En partic. Le chant du coq : Quant une femme se lieve de nuit pour pissier devant que le coq chante la tierce fois, et elle engambe par dessus son mari (...) se c'est aprés le premier chant du coq, elle sans prejudice, s'en puet retourner par ou lui plaist. (Ev. Quen., I, c.1466-1474, 104). Haymo racompte que, des le chant du coq jusques a la quinte heure, Pol labouroit des mains (BATALLIER, Lég. dorée D.-L., 1476, 580).

 

2.

Au fig. Chant de l'aronde. "Persistance, permanence d'un état de choses qu'on déplore et pour lequel il n'y a pas de changement en vue (par allusion à la monotonie fatigante du chant de l'hirondelle)" : Verité fault, loy est perie, Par tout voy le chant de l'aronde ; L'un engresse, l'autre amaigrie : Ainsis va des choses du monde. (DESCH., Oeuvres Q., t.5, c.1370-1407, 310). ...Il ne chault plus de foy ne de creance, De l'ire de Dieu, dont vengence redunde ; Preschier n'y vault, c'est le chant de l'aronde (DESCH., Oeuvres Q., t.6, c.1370-1407, 206). ...Je veul du tout laissier le monde.
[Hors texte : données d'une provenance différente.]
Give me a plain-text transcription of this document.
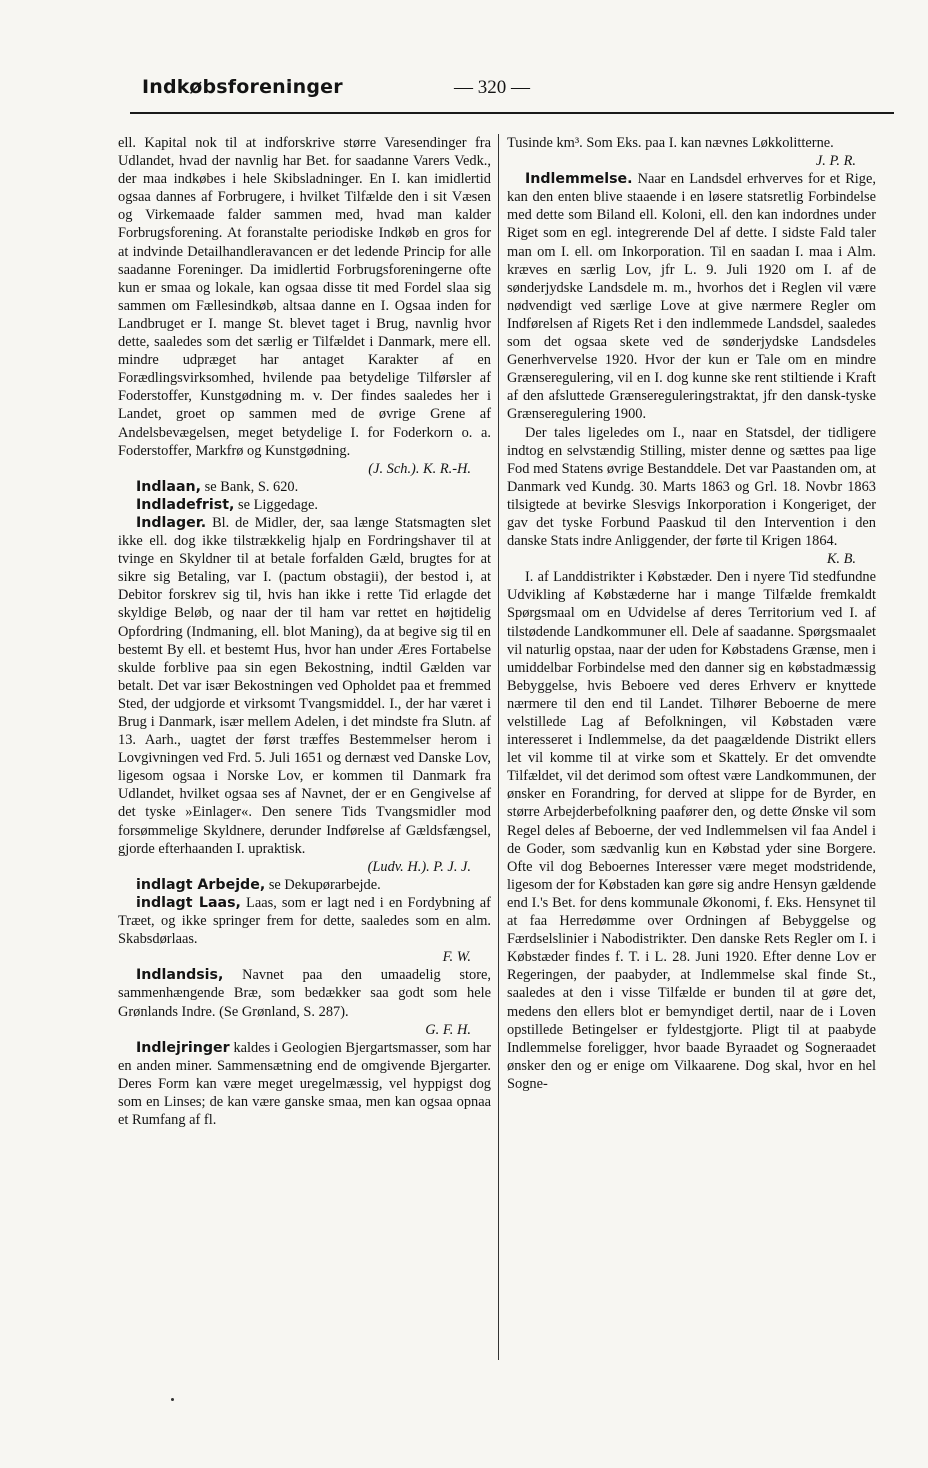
Indkøbsforeninger	— 320 —

ell. Kapital nok til at indforskrive større Varesendinger fra Udlandet, hvad der navnlig har Bet. for saadanne Varers Vedk., der maa indkøbes i hele Skibsladninger. En I. kan imidlertid ogsaa dannes af Forbrugere, i hvilket Tilfælde den i sit Væsen og Virkemaade falder sammen med, hvad man kalder Forbrugsforening. At foranstalte periodiske Indkøb en gros for at indvinde Detailhandleravancen er det ledende Princip for alle saadanne Foreninger. Da imidlertid Forbrugsforeningerne ofte kun er smaa og lokale, kan ogsaa disse tit med Fordel slaa sig sammen om Fællesindkøb, altsaa danne en I. Ogsaa inden for Landbruget er I. mange St. blevet taget i Brug, navnlig hvor dette, saaledes som det særlig er Tilfældet i Danmark, mere ell. mindre udpræget har antaget Karakter af en Forædlingsvirksomhed, hvilende paa betydelige Tilførsler af Foderstoffer, Kunstgødning m. v. Der findes saaledes her i Landet, groet op sammen med de øvrige Grene af Andelsbevægelsen, meget betydelige I. for Foderkorn o. a. Foderstoffer, Markfrø og Kunstgødning.
(J. Sch.). K. R.-H.

Indlaan, se Bank, S. 620.

Indladefrist, se Liggedage.

Indlager. Bl. de Midler, der, saa længe Statsmagten slet ikke ell. dog ikke tilstrækkelig hjalp en Fordringshaver til at tvinge en Skyldner til at betale forfalden Gæld, brugtes for at sikre sig Betaling, var I. (pactum obstagii), der bestod i, at Debitor forskrev sig til, hvis han ikke i rette Tid erlagde det skyldige Beløb, og naar der til ham var rettet en højtidelig Opfordring (Indmaning, ell. blot Maning), da at begive sig til en bestemt By ell. et bestemt Hus, hvor han under Æres Fortabelse skulde forblive paa sin egen Bekostning, indtil Gælden var betalt. Det var især Bekostningen ved Opholdet paa et fremmed Sted, der udgjorde et virksomt Tvangsmiddel. I., der har været i Brug i Danmark, især mellem Adelen, i det mindste fra Slutn. af 13. Aarh., uagtet der først træffes Bestemmelser herom i Lovgivningen ved Frd. 5. Juli 1651 og dernæst ved Danske Lov, ligesom ogsaa i Norske Lov, er kommen til Danmark fra Udlandet, hvilket ogsaa ses af Navnet, der er en Gengivelse af det tyske »Einlager«. Den senere Tids Tvangsmidler mod forsømmelige Skyldnere, derunder Indførelse af Gældsfængsel, gjorde efterhaanden I. upraktisk.
(Ludv. H.). P. J. J.

indlagt Arbejde, se Dekupørarbejde.

indlagt Laas, Laas, som er lagt ned i en Fordybning af Træet, og ikke springer frem for dette, saaledes som en alm. Skabsdørlaas.
F. W.

Indlandsis, Navnet paa den umaadelig store, sammenhængende Bræ, som bedækker saa godt som hele Grønlands Indre. (Se Grønland, S. 287).
G. F. H.

Indlejringer kaldes i Geologien Bjergartsmasser, som har en anden miner. Sammensætning end de omgivende Bjergarter. Deres Form kan være meget uregelmæssig, vel hyppigst dog som en Linses; de kan være ganske smaa, men kan ogsaa opnaa et Rumfang af fl.

Tusinde km³. Som Eks. paa I. kan nævnes Løkkolitterne.
J. P. R.

Indlemmelse. Naar en Landsdel erhverves for et Rige, kan den enten blive staaende i en løsere statsretlig Forbindelse med dette som Biland ell. Koloni, ell. den kan indordnes under Riget som en egl. integrerende Del af dette. I sidste Fald taler man om I. ell. om Inkorporation. Til en saadan I. maa i Alm. kræves en særlig Lov, jfr L. 9. Juli 1920 om I. af de sønderjydske Landsdele m. m., hvorhos det i Reglen vil være nødvendigt ved særlige Love at give nærmere Regler om Indførelsen af Rigets Ret i den indlemmede Landsdel, saaledes som det ogsaa skete ved de sønderjydske Landsdeles Generhvervelse 1920. Hvor der kun er Tale om en mindre Grænseregulering, vil en I. dog kunne ske rent stiltiende i Kraft af den afsluttede Grænsereguleringstraktat, jfr den dansk-tyske Grænseregulering 1900.

Der tales ligeledes om I., naar en Statsdel, der tidligere indtog en selvstændig Stilling, mister denne og sættes paa lige Fod med Statens øvrige Bestanddele. Det var Paastanden om, at Danmark ved Kundg. 30. Marts 1863 og Grl. 18. Novbr 1863 tilsigtede at bevirke Slesvigs Inkorporation i Kongeriget, der gav det tyske Forbund Paaskud til den Intervention i den danske Stats indre Anliggender, der førte til Krigen 1864.
K. B.

I. af Landdistrikter i Købstæder. Den i nyere Tid stedfundne Udvikling af Købstæderne har i mange Tilfælde fremkaldt Spørgsmaal om en Udvidelse af deres Territorium ved I. af tilstødende Landkommuner ell. Dele af saadanne. Spørgsmaalet vil naturlig opstaa, naar der uden for Købstadens Grænse, men i umiddelbar Forbindelse med den danner sig en købstadmæssig Bebyggelse, hvis Beboere ved deres Erhverv er knyttede nærmere til den end til Landet. Tilhører Beboerne de mere velstillede Lag af Befolkningen, vil Købstaden være interesseret i Indlemmelse, da det paagældende Distrikt ellers let vil komme til at virke som et Skattely. Er det omvendte Tilfældet, vil det derimod som oftest være Landkommunen, der ønsker en Forandring, for derved at slippe for de Byrder, en større Arbejderbefolkning paafører den, og dette Ønske vil som Regel deles af Beboerne, der ved Indlemmelsen vil faa Andel i de Goder, som sædvanlig kun en Købstad yder sine Borgere. Ofte vil dog Beboernes Interesser være meget modstridende, ligesom der for Købstaden kan gøre sig andre Hensyn gældende end I.'s Bet. for dens kommunale Økonomi, f. Eks. Hensynet til at faa Herredømme over Ordningen af Bebyggelse og Færdselslinier i Nabodistrikter. Den danske Rets Regler om I. i Købstæder findes f. T. i L. 28. Juni 1920. Efter denne Lov er Regeringen, der paabyder, at Indlemmelse skal finde St., saaledes at den i visse Tilfælde er bunden til at gøre det, medens den ellers blot er bemyndiget dertil, naar de i Loven opstillede Betingelser er fyldestgjorte. Pligt til at paabyde Indlemmelse foreligger, hvor baade Byraadet og Sogneraadet ønsker den og er enige om Vilkaarene. Dog skal, hvor en hel Sogne-
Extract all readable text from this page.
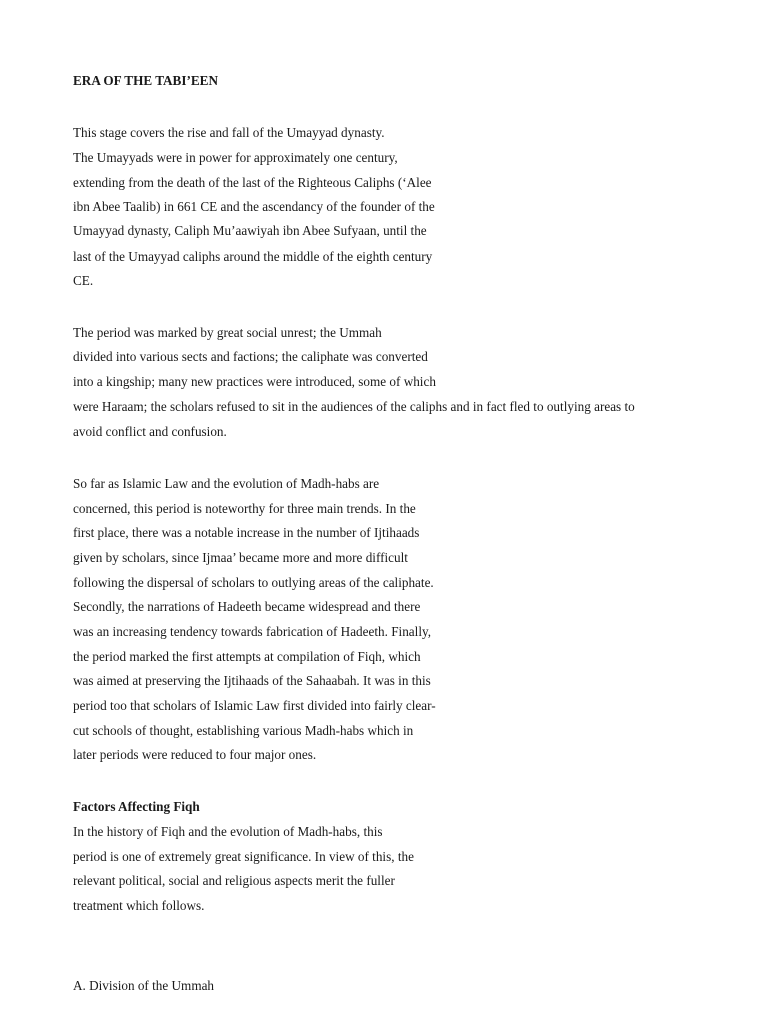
ERA OF THE TABI’EEN
This stage covers the rise and fall of the Umayyad dynasty.
The Umayyads were in power for approximately one century,
extending from the death of the last of the Righteous Caliphs (‘Alee
ibn Abee Taalib) in 661 CE and the ascendancy of the founder of the
Umayyad dynasty, Caliph Mu’aawiyah ibn Abee Sufyaan, until the
last of the Umayyad caliphs around the middle of the eighth century
CE.
The period was marked by great social unrest; the Ummah
divided into various sects and factions; the caliphate was converted
into a kingship; many new practices were introduced, some of which
were Haraam; the scholars refused to sit in the audiences of the caliphs and in fact fled to outlying areas to
avoid conflict and confusion.
So far as Islamic Law and the evolution of Madh-habs are
concerned, this period is noteworthy for three main trends. In the
first place, there was a notable increase in the number of Ijtihaads
given by scholars, since Ijmaa’ became more and more difficult
following the dispersal of scholars to outlying areas of the caliphate.
Secondly, the narrations of Hadeeth became widespread and there
was an increasing tendency towards fabrication of Hadeeth. Finally,
the period marked the first attempts at compilation of Fiqh, which
was aimed at preserving the Ijtihaads of the Sahaabah. It was in this
period too that scholars of Islamic Law first divided into fairly clear-
cut schools of thought, establishing various Madh-habs which in
later periods were reduced to four major ones.
Factors Affecting Fiqh
In the history of Fiqh and the evolution of Madh-habs, this
period is one of extremely great significance. In view of this, the
relevant political, social and religious aspects merit the fuller
treatment which follows.
A. Division of the Ummah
Ce n'est que le champ de la romde [l. l'aronde], Ce n'est fors c'ungne vanité. (Pass. Semur D.M., c.1420 [1488], 78).

D. -

Chant du ciel. "Harmonie de l'univers" : Aussi comme qui diroit que le chant acordable du ciel dure continuelment sanz cesser. (ORESME, C.M., c.1377, 482).